Final answer:
The coordinates of point P, which divides the directed line segment AB with endpoints A(3,2) and B(6,8) in the ratio 2:1, are (5, 6).
Step-by-step explanation:
To find the coordinates of point P along the directed line segment AB with endpoints A(3,2) and B(6,8) such that the ratio of AP to PB is 2:1, we will use the concept of partitioning a line segment in a given ratio. Since the ratio of AP to PB is 2:1, we can use the section formula which is given by:
P(x, y) = ((mx2 + nx1)/(m + n), (my2 + ny1)/(m + n))
Where A(x1, y1), B(x2, y2), and m:n is the given ratio.
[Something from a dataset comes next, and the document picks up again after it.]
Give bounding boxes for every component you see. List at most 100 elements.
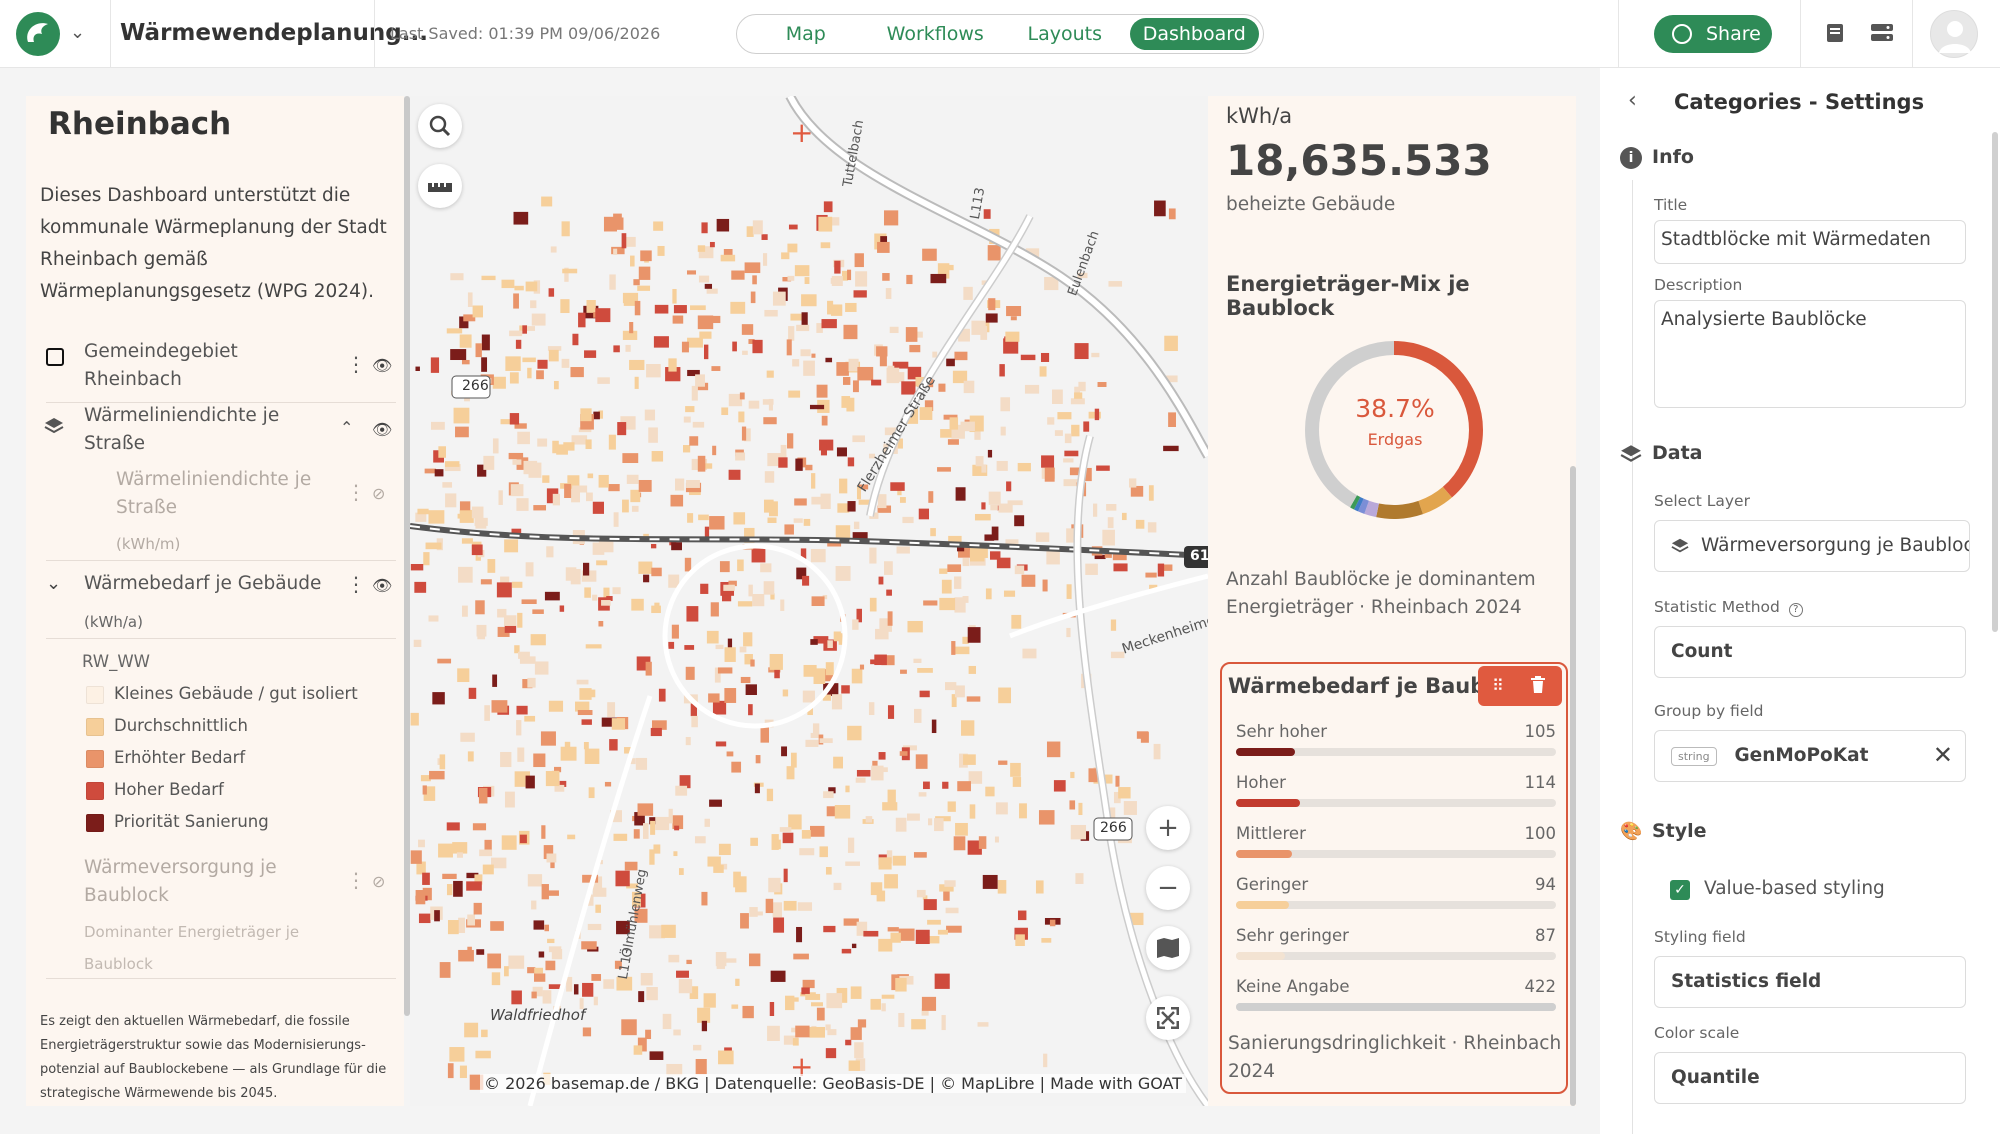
drag-handle-icon[interactable]: ⠿: [1492, 676, 1504, 695]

Plugging in our values:
- A (3, 2) = (x1, y1)
- B (6, 8) = (x2, y2)
- m:n = 2:1
Therefore, we have:
P(x, y) = ((2*6 + 1*3)/(2 + 1), (2*8 + 1*2)/(2 + 1))
Simplifying this, we get:
P(x, y) = ((12 + 3)/3, (16 + 2)/3)
P(x, y) = (15/3, 18/3)
P(x, y) = (5, 6)
The coordinates of point P that divides the line segment AB in the ratio 2:1 are (5, 6).